His thoughts moved sluggishly at first, like water warming after a night of stillness—rippling lazily through his mind, fragments surfacing and submerging without urgency.
The sun rose faster than I did… I really should've closed the curtains tighter… maybe it's okay… morning sunlight feels different in winter anyway… softer, quieter…
The reflections trailed one into the next, unhurried and associative, carrying the gentle drift of half-awake introspection, each one settling briefly before giving way.
He stepped toward the window, bare feet padding softly over the chilled boards, each contact a cool imprint that steadied his gait, pushing the curtain aside just enough to look out—the fabric whispering against the rod, parting with a faint rustle to frame the view.
The world beyond was blanketed in untouched white, the snow from the night before spread across rooftops in even drifts, pavements smoothed into seamless expanses, and parked bikes half-buried under the cover in a seamless sheet that glowed under the early daylight—pristine and luminous, reflecting the sun in diffused sheens that softened the harsh lines of the urban sprawl.

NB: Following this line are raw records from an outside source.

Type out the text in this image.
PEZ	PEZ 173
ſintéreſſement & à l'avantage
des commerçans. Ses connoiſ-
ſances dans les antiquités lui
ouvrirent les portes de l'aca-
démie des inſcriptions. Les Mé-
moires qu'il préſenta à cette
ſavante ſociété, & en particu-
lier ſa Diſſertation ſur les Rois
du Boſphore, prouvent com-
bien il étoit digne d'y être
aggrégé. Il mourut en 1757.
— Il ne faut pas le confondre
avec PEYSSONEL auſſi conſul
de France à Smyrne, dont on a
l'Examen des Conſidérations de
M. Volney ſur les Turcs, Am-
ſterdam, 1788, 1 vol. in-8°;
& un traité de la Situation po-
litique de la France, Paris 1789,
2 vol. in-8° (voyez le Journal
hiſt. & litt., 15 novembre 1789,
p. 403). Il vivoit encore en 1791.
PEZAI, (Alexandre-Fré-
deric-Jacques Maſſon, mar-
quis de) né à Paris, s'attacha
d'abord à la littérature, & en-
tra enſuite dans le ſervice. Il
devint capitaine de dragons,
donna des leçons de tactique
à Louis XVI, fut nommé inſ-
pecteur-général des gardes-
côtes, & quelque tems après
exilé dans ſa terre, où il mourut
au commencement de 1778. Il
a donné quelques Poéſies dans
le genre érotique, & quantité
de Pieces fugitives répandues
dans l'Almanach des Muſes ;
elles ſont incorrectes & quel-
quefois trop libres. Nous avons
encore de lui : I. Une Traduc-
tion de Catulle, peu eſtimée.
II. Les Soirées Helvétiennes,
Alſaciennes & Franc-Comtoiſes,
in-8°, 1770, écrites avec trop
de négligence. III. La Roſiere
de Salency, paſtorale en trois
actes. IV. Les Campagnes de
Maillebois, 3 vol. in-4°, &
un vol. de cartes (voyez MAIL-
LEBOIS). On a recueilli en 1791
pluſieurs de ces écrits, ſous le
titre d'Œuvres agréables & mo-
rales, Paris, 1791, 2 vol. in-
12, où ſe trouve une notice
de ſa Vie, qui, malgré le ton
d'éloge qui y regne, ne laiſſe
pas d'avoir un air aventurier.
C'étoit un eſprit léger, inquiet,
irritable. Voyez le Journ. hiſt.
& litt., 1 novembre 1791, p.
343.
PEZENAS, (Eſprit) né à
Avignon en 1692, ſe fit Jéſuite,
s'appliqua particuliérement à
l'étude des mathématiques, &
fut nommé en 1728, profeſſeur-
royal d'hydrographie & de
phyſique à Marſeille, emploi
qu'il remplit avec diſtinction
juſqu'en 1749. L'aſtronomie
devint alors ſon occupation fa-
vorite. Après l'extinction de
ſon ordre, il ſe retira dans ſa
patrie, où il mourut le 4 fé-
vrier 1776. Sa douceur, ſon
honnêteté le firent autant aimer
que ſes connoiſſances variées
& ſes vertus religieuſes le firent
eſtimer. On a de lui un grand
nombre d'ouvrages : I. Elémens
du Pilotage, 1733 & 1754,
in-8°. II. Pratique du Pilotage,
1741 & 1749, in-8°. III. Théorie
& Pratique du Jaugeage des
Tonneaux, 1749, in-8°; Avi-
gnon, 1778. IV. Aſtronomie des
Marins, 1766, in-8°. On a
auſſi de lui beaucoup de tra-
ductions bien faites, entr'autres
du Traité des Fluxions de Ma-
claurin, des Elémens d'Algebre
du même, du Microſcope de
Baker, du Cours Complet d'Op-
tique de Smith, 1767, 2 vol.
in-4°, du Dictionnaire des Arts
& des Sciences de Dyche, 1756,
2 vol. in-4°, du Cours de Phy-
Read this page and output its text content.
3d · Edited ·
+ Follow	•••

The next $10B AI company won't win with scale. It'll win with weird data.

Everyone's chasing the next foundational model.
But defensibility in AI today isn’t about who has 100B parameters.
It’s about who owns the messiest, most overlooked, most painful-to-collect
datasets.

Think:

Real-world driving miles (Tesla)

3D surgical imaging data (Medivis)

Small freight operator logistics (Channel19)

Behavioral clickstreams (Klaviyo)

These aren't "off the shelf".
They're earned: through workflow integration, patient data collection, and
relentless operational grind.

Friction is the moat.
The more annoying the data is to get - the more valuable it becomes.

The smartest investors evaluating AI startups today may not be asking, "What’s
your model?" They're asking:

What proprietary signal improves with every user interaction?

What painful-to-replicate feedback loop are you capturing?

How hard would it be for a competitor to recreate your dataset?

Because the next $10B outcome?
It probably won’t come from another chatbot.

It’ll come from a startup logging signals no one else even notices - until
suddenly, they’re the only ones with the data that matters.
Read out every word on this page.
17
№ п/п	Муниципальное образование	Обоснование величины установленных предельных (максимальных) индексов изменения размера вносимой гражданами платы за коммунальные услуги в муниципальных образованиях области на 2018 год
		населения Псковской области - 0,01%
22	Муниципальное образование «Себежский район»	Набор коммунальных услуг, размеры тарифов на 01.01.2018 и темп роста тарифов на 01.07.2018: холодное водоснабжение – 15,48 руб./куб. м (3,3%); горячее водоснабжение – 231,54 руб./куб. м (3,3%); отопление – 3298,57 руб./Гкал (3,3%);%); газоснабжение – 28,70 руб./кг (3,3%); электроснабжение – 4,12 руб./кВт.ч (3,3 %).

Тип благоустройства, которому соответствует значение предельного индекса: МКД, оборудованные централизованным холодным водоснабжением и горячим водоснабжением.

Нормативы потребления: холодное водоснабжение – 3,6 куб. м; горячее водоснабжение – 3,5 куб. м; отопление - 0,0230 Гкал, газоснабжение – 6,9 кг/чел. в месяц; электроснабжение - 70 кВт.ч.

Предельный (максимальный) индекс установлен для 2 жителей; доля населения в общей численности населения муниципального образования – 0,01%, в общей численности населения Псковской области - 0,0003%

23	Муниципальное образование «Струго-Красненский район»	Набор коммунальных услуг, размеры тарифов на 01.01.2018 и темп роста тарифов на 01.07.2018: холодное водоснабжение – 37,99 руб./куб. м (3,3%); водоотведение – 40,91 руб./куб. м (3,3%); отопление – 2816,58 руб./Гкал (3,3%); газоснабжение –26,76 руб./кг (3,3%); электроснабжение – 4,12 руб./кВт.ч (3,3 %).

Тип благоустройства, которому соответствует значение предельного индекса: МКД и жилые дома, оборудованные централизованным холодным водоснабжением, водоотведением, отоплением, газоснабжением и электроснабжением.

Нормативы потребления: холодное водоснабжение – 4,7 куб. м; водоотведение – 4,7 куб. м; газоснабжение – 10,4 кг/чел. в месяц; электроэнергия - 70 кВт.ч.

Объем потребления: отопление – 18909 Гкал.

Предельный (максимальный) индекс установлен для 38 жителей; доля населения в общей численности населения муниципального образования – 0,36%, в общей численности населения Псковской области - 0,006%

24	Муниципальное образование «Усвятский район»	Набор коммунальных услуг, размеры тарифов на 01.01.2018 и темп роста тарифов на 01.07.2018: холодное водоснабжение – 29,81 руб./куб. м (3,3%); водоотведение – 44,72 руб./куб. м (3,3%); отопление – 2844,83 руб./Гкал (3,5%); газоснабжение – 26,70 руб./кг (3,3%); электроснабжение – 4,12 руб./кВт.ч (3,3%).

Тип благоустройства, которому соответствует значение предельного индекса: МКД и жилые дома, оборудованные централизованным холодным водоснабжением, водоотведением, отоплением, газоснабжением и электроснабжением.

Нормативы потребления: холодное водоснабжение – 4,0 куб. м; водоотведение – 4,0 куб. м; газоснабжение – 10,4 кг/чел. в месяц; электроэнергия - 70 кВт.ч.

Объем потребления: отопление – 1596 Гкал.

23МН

A breeze lifted a handful of loose flakes into the air, swirling them for a brief second in a delicate vortex before letting them fall gently again, the motion fluid and unforced, tracing invisible currents that danced at the edge of visibility.
And Wei watched the slow dance with a calm that tugged faintly at something inside him, a feeling he didn't name and didn't chase—subtle as the light's touch, stirring in the quiet core of his chest, an undercurrent of resonance that lingered without demand, content to exist in the unvoiced spaces of the morning.